O grito ou o suicídio, Consuelo? Por que a saída para nós, mulheres, para as nossas histórias, tem sido o sonho da morte, o voo através da janela, a faca contra a garganta? Por que nossas personagens inventadas para mudar o mundo encontram seu descanso na lâmina, Consuelo? Por que desistimos? Por que nossas personagens desistem? Por que as mulheres da nossa ficção não encontram saída? Por que os enfrentamentos continuam nos derrubando? Por que continuam conseguindo nos silenciar? Por que também a sua personagem, Consuelo, aquela Verônica jovem e com muita vida pela frente, por que a Verônica sucumbe à própria faca na frente daquele que foi seu professor, um homem muito mais velho do que ela e um abusador de merda, Consuelo? Por que enfrentamos a polícia na rua, se for necessário, mas a cena possível se torna a dança da morte dentro de nossas casas? Como seria um fim em que depois do enfrentamento viesse outra coisa? Por que ainda ponderamos que Ofélia pode ter se suicidado? Por que a única suspeita é outra mulher? Por que continuamos ensaiando Hamlet, Consuelo? Somos mesmo incapazes de mudar isso? O que conseguiremos imaginar? A janela está aberta, agora você me diga o que fazer. Qual é o grito?!?
Olho para você, e sua foto me sussurra “que bonita a cena, gostei.” É ironia, não é?
A cena verdadeira é esta: essa carta é uma cena. E não é autobiográfica. Como você, penso também que minha vida não tem graça nenhuma, autobiograficamente falando, nem originalidades. (Embora eu acredite que sua vida foi especial, sim.) Eu não passei por um abuso do tamanho da sua personagem de À flor da pele. Mas sei que isso existe, continua existindo. E eu estou usando essa carta aqui para dar um recado e mandar um abraço para uma mulher jovem que passou por isso: eu escrevo essa carta pra você por causa dela. O espaço se abriu para mim só por que ela foi muito corajosa e expôs toda a coisa do abuso que sofreu de um professor de dramaturgia, como na sua peça, como sua Verônica e o seu Marcelo. E ela está viva, essa mulher jovem. Eu preciso politizar essa cena, esse espaço da carta, Consuelo, me perdoe, tá bom? Essa carta precisa ser perigosa.

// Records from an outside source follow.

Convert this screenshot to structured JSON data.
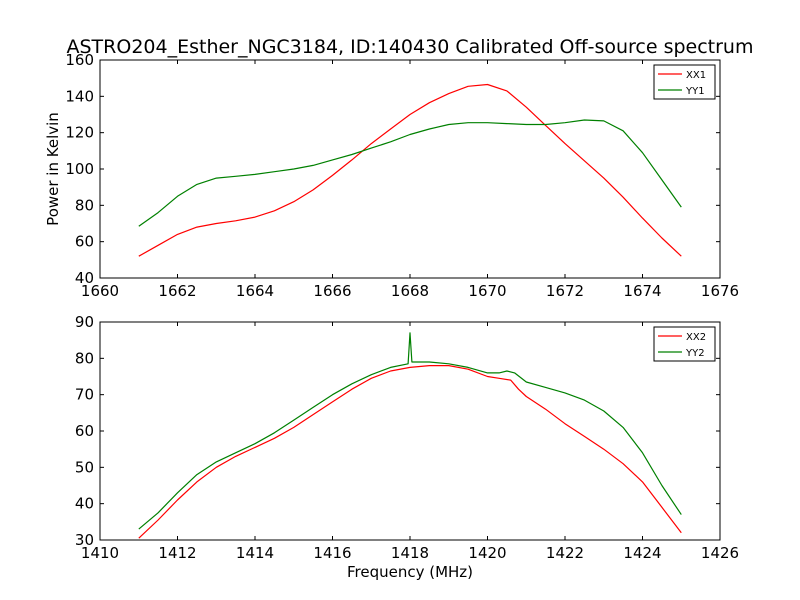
{
  "figure": {
    "title": "ASTRO204_Esther_NGC3184, ID:140430 Calibrated Off-source spectrum"
  },
  "chart_data": [
    {
      "type": "line",
      "xlabel": "",
      "ylabel": "Power in Kelvin",
      "xlim": [
        1660,
        1676
      ],
      "ylim": [
        40,
        160
      ],
      "xticks": [
        "1660",
        "1662",
        "1664",
        "1666",
        "1668",
        "1670",
        "1672",
        "1674",
        "1676"
      ],
      "yticks": [
        "40",
        "60",
        "80",
        "100",
        "120",
        "140",
        "160"
      ],
      "grid": false,
      "legend_position": "top-right",
      "series": [
        {
          "name": "XX1",
          "color": "#ff0000",
          "x": [
            1661.0,
            1661.5,
            1662.0,
            1662.5,
            1663.0,
            1663.5,
            1664.0,
            1664.5,
            1665.0,
            1665.5,
            1666.0,
            1666.5,
            1667.0,
            1667.5,
            1668.0,
            1668.5,
            1669.0,
            1669.5,
            1670.0,
            1670.5,
            1671.0,
            1671.5,
            1672.0,
            1672.5,
            1673.0,
            1673.5,
            1674.0,
            1674.5,
            1675.0
          ],
          "values": [
            52,
            58,
            64,
            68,
            70,
            71.5,
            73.5,
            77,
            82,
            88.5,
            96.5,
            105,
            114,
            122,
            130,
            136.5,
            141.5,
            145.5,
            146.5,
            143,
            134,
            124,
            114,
            104.5,
            95,
            84.5,
            73,
            62,
            52
          ]
        },
        {
          "name": "YY1",
          "color": "#008000",
          "x": [
            1661.0,
            1661.5,
            1662.0,
            1662.5,
            1663.0,
            1663.5,
            1664.0,
            1664.5,
            1665.0,
            1665.5,
            1666.0,
            1666.5,
            1667.0,
            1667.5,
            1668.0,
            1668.5,
            1669.0,
            1669.5,
            1670.0,
            1670.5,
            1671.0,
            1671.5,
            1672.0,
            1672.5,
            1673.0,
            1673.5,
            1674.0,
            1674.5,
            1675.0
          ],
          "values": [
            68.5,
            76,
            85,
            91.5,
            95,
            96,
            97,
            98.5,
            100,
            102,
            105,
            108,
            111.5,
            115,
            119,
            122,
            124.5,
            125.5,
            125.5,
            125,
            124.5,
            124.5,
            125.5,
            127,
            126.5,
            121,
            109,
            94,
            79
          ]
        }
      ]
    },
    {
      "type": "line",
      "xlabel": "Frequency (MHz)",
      "ylabel": "",
      "xlim": [
        1410,
        1426
      ],
      "ylim": [
        30,
        90
      ],
      "xticks": [
        "1410",
        "1412",
        "1414",
        "1416",
        "1418",
        "1420",
        "1422",
        "1424",
        "1426"
      ],
      "yticks": [
        "30",
        "40",
        "50",
        "60",
        "70",
        "80",
        "90"
      ],
      "grid": false,
      "legend_position": "top-right",
      "series": [
        {
          "name": "XX2",
          "color": "#ff0000",
          "x": [
            1411.0,
            1411.5,
            1412.0,
            1412.5,
            1413.0,
            1413.5,
            1414.0,
            1414.5,
            1415.0,
            1415.5,
            1416.0,
            1416.5,
            1417.0,
            1417.5,
            1418.0,
            1418.5,
            1419.0,
            1419.5,
            1420.0,
            1420.3,
            1420.6,
            1420.8,
            1421.0,
            1421.5,
            1422.0,
            1422.5,
            1423.0,
            1423.5,
            1424.0,
            1424.5,
            1425.0
          ],
          "values": [
            30.5,
            35.5,
            41,
            46,
            50,
            53,
            55.5,
            58,
            61,
            64.5,
            68,
            71.5,
            74.5,
            76.5,
            77.5,
            78,
            78,
            77,
            75,
            74.5,
            74,
            71.5,
            69.5,
            66,
            62,
            58.5,
            55,
            51,
            46,
            39,
            32
          ]
        },
        {
          "name": "YY2",
          "color": "#008000",
          "x": [
            1411.0,
            1411.5,
            1412.0,
            1412.5,
            1413.0,
            1413.5,
            1414.0,
            1414.5,
            1415.0,
            1415.5,
            1416.0,
            1416.5,
            1417.0,
            1417.5,
            1417.95,
            1418.0,
            1418.05,
            1418.5,
            1419.0,
            1419.5,
            1420.0,
            1420.3,
            1420.5,
            1420.7,
            1421.0,
            1421.5,
            1422.0,
            1422.5,
            1423.0,
            1423.5,
            1424.0,
            1424.5,
            1425.0
          ],
          "values": [
            33,
            37.5,
            43,
            48,
            51.5,
            54,
            56.5,
            59.5,
            63,
            66.5,
            70,
            73,
            75.5,
            77.5,
            78.5,
            87,
            79,
            79,
            78.5,
            77.5,
            76,
            76,
            76.5,
            76,
            73.5,
            72,
            70.5,
            68.5,
            65.5,
            61,
            54,
            45,
            37
          ]
        }
      ]
    }
  ]
}
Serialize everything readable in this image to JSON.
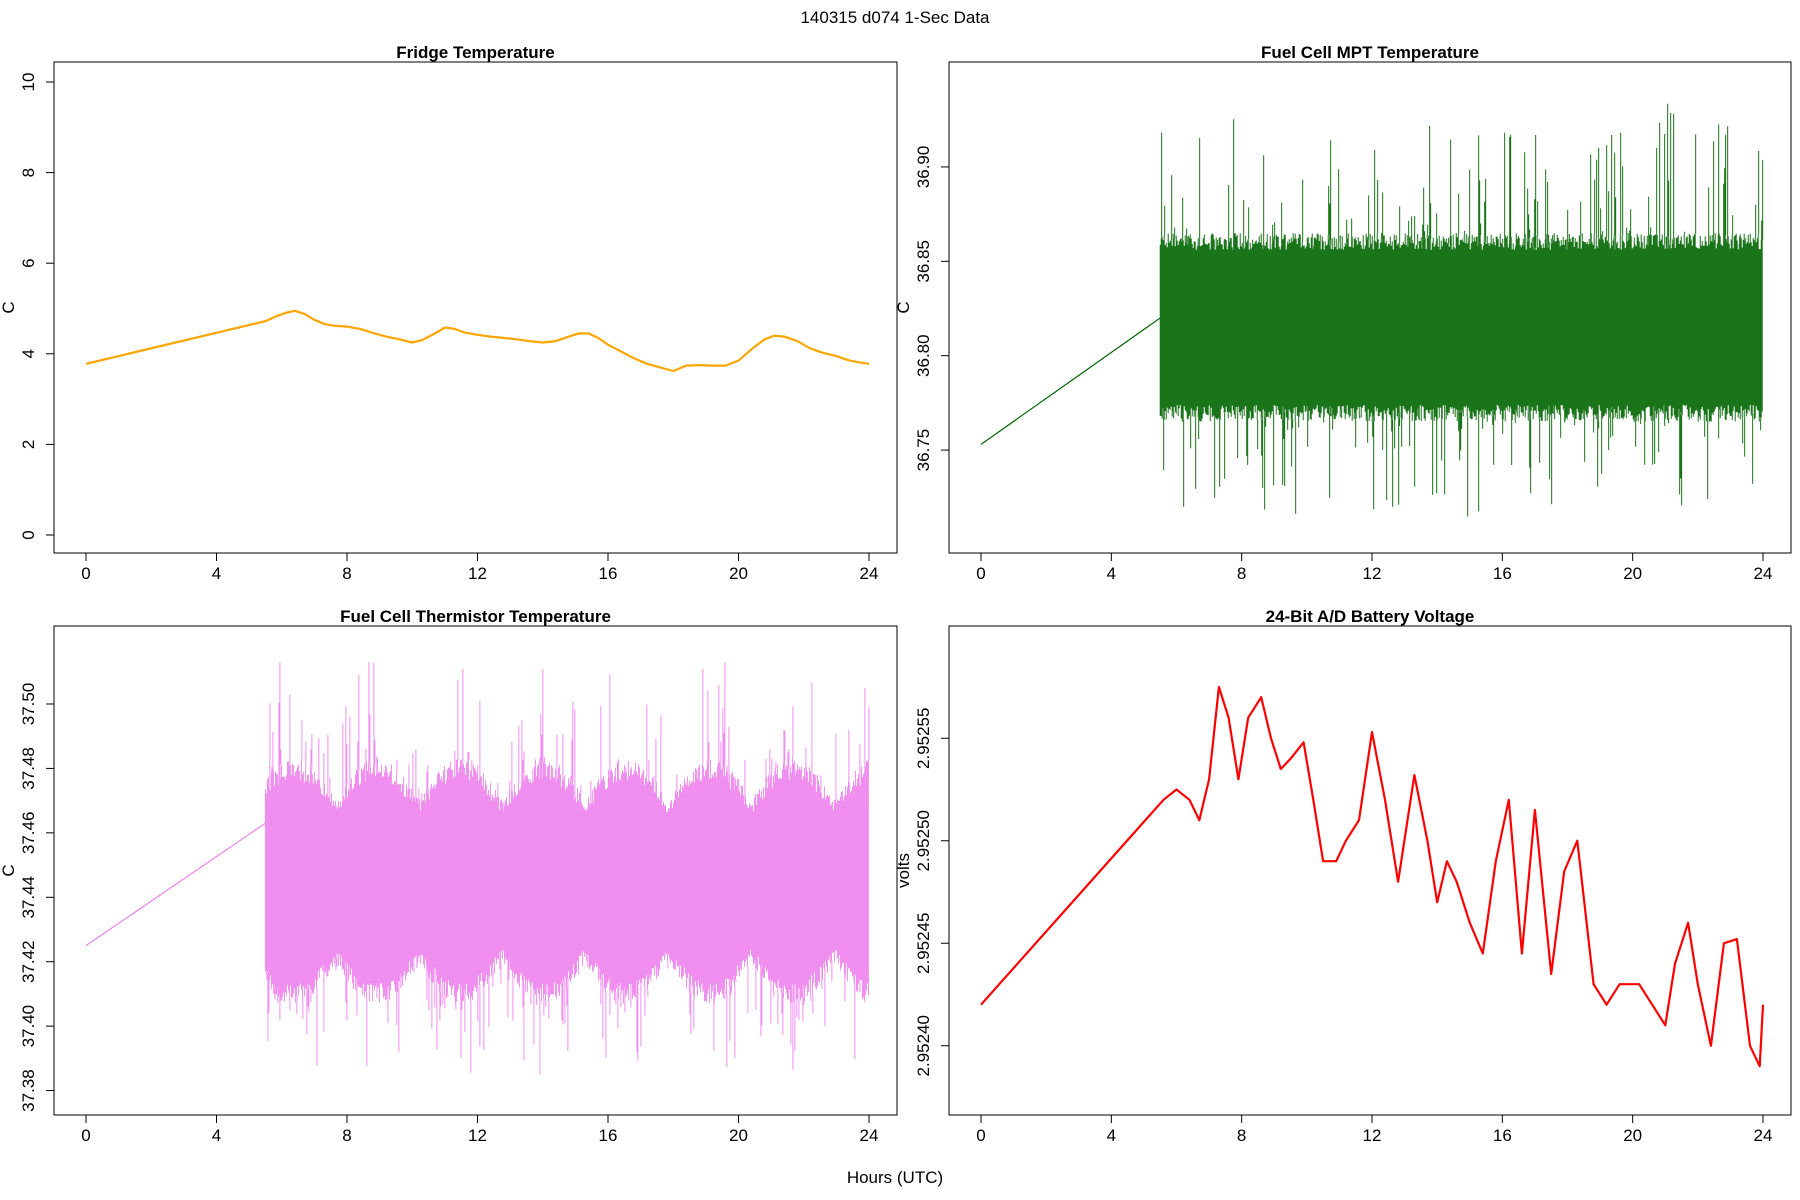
{
  "figure": {
    "suptitle": "140315   d074   1-Sec Data",
    "xlabel": "Hours (UTC)"
  },
  "chart_data": [
    {
      "type": "line",
      "title": "Fridge Temperature",
      "xlabel": "",
      "ylabel": "C",
      "color": "#FFA500",
      "xlim": [
        0,
        24
      ],
      "ylim": [
        0,
        10
      ],
      "xticks": [
        "0",
        "4",
        "8",
        "12",
        "16",
        "20",
        "24"
      ],
      "yticks": [
        "0",
        "2",
        "4",
        "6",
        "8",
        "10"
      ],
      "series": [
        {
          "x": [
            0,
            5.5,
            5.8,
            6.1,
            6.4,
            6.7,
            7.0,
            7.3,
            7.6,
            8.0,
            8.4,
            8.8,
            9.2,
            9.6,
            10.0,
            10.3,
            10.7,
            11.0,
            11.3,
            11.6,
            12.0,
            12.4,
            12.8,
            13.2,
            13.6,
            14.0,
            14.4,
            14.8,
            15.1,
            15.4,
            15.7,
            16.0,
            16.4,
            16.8,
            17.2,
            17.6,
            18.0,
            18.4,
            18.8,
            19.2,
            19.6,
            20.0,
            20.4,
            20.8,
            21.1,
            21.4,
            21.8,
            22.2,
            22.6,
            23.0,
            23.4,
            23.8,
            24.0
          ],
          "y": [
            3.78,
            4.72,
            4.82,
            4.9,
            4.95,
            4.88,
            4.75,
            4.66,
            4.62,
            4.6,
            4.55,
            4.46,
            4.38,
            4.32,
            4.25,
            4.3,
            4.45,
            4.58,
            4.55,
            4.47,
            4.42,
            4.38,
            4.35,
            4.32,
            4.28,
            4.25,
            4.28,
            4.38,
            4.45,
            4.45,
            4.35,
            4.2,
            4.05,
            3.9,
            3.78,
            3.7,
            3.62,
            3.74,
            3.75,
            3.74,
            3.74,
            3.85,
            4.1,
            4.32,
            4.4,
            4.38,
            4.28,
            4.12,
            4.02,
            3.95,
            3.85,
            3.8,
            3.78
          ]
        }
      ]
    },
    {
      "type": "line",
      "title": "Fuel Cell MPT Temperature",
      "xlabel": "",
      "ylabel": "C",
      "color": "#006400",
      "xlim": [
        0,
        24
      ],
      "ylim": [
        36.705,
        36.945
      ],
      "xticks": [
        "0",
        "4",
        "8",
        "12",
        "16",
        "20",
        "24"
      ],
      "yticks": [
        "36.75",
        "36.80",
        "36.85",
        "36.90"
      ],
      "series": [
        {
          "x": [
            0,
            5.5,
            24.0
          ],
          "y": [
            36.753,
            36.82,
            36.818
          ],
          "noise_band": {
            "x_from": 5.5,
            "x_to": 24.0,
            "center": 36.815,
            "dense_low": 36.765,
            "dense_high": 36.865,
            "spike_max": 36.937,
            "spike_min": 36.712
          }
        }
      ]
    },
    {
      "type": "line",
      "title": "Fuel Cell Thermistor Temperature",
      "xlabel": "",
      "ylabel": "C",
      "color": "#EE82EE",
      "xlim": [
        0,
        24
      ],
      "ylim": [
        37.378,
        37.518
      ],
      "xticks": [
        "0",
        "4",
        "8",
        "12",
        "16",
        "20",
        "24"
      ],
      "yticks": [
        "37.38",
        "37.40",
        "37.42",
        "37.44",
        "37.46",
        "37.48",
        "37.50"
      ],
      "series": [
        {
          "x": [
            0,
            5.5,
            24.0
          ],
          "y": [
            37.425,
            37.463,
            37.445
          ],
          "noise_band": {
            "x_from": 5.5,
            "x_to": 24.0,
            "center": 37.445,
            "dense_low": 37.41,
            "dense_high": 37.48,
            "spike_max": 37.513,
            "spike_min": 37.385
          }
        }
      ]
    },
    {
      "type": "line",
      "title": "24-Bit A/D Battery Voltage",
      "xlabel": "",
      "ylabel": "volts",
      "color": "#FF0000",
      "xlim": [
        0,
        24
      ],
      "ylim": [
        2.952375,
        2.952595
      ],
      "xticks": [
        "0",
        "4",
        "8",
        "12",
        "16",
        "20",
        "24"
      ],
      "yticks": [
        "2.95240",
        "2.95245",
        "2.95250",
        "2.95255"
      ],
      "series": [
        {
          "x": [
            0,
            5.6,
            6.0,
            6.4,
            6.7,
            7.0,
            7.3,
            7.6,
            7.9,
            8.2,
            8.6,
            8.9,
            9.2,
            9.5,
            9.9,
            10.2,
            10.5,
            10.9,
            11.2,
            11.6,
            12.0,
            12.4,
            12.8,
            13.3,
            13.7,
            14.0,
            14.3,
            14.6,
            15.0,
            15.4,
            15.8,
            16.2,
            16.6,
            17.0,
            17.5,
            17.9,
            18.3,
            18.8,
            19.2,
            19.6,
            20.2,
            20.6,
            21.0,
            21.3,
            21.7,
            22.0,
            22.4,
            22.8,
            23.2,
            23.6,
            23.9,
            24.0
          ],
          "y": [
            2.95242,
            2.95252,
            2.952525,
            2.95252,
            2.95251,
            2.95253,
            2.952575,
            2.95256,
            2.95253,
            2.95256,
            2.95257,
            2.95255,
            2.952535,
            2.95254,
            2.952548,
            2.95252,
            2.95249,
            2.95249,
            2.9525,
            2.95251,
            2.952553,
            2.95252,
            2.95248,
            2.952532,
            2.9525,
            2.95247,
            2.95249,
            2.95248,
            2.95246,
            2.952445,
            2.95249,
            2.95252,
            2.952445,
            2.952515,
            2.952435,
            2.952485,
            2.9525,
            2.95243,
            2.95242,
            2.95243,
            2.95243,
            2.95242,
            2.95241,
            2.95244,
            2.95246,
            2.95243,
            2.9524,
            2.95245,
            2.952452,
            2.9524,
            2.95239,
            2.95242
          ]
        }
      ]
    }
  ]
}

É que as suas mulheres não são só suas, nem minhas. A história de qualquer mulher não é só dela. Mulheres são arquivos vivos. São corpos-arquivo, penso, das violências sofridas e praticadas, dos silenciamentos, dos amores, dos sofrimentos, da privação, da solidão, da incompreensão. Nos corpos das mulheres estão a família, o trabalho, os filhos, o desespero por não caber na imagem do corpo que se expõe na televisão, no cinema, nas revistas, naquela rede que é social demais a ponto de definir quem devemos ser, que idade devemos ter, na literatura que nos oprime com seus finais suicidas e assassinatos. Madame Bovary. A Madalena de Graciliano Ramos. A moça do HQ do Quintanilha. A Maria da Graça do Valter Hugo Mãe. Ofélia. A sua Verônica. E tantas outras.
Por favor, não me olhe assim. Ria de mim, de nós, se puder.

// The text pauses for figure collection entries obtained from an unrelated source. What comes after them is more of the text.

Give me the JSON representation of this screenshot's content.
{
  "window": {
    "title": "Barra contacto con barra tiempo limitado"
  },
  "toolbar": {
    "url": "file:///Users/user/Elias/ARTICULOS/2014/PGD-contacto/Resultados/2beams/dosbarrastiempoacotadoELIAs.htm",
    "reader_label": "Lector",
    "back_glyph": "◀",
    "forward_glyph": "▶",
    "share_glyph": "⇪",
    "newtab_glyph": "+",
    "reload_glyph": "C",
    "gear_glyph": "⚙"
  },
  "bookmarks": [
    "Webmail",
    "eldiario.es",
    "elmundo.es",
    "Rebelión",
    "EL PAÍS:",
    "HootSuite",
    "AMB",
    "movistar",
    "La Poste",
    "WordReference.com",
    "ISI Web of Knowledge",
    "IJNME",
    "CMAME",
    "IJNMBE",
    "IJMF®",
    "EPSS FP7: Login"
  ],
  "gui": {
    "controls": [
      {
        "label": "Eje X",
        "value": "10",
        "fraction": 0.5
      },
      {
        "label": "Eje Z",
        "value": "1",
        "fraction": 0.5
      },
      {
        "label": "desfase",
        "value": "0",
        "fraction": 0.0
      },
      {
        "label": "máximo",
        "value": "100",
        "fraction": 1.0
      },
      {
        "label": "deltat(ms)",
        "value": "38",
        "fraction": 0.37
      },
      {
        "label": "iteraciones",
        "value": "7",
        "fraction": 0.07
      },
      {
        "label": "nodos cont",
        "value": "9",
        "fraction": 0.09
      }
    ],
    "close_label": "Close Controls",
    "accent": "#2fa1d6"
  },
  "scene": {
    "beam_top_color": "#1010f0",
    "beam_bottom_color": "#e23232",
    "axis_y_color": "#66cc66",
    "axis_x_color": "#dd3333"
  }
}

A cena era essa. A carta. Pra você.
Esse encontro entre eu e você foi forjado. E eu não conseguiria ser infantil a ponto de ignorar isso ou de esconder a verdadeira cena. Eu escolhi você, Consuelo. Espero que ainda haja tempo de manifestar, ao que pese essa carta, talvez realmente pesada… manifestar toda a minha admiração pelo que você escreveu, pela força com que lutou para me dar um mundo melhor. E deu. Um teatro melhor. E deu.
Aqui, onde eu não poderei jamais substituir você: aceite o meu abraço e o meu amor.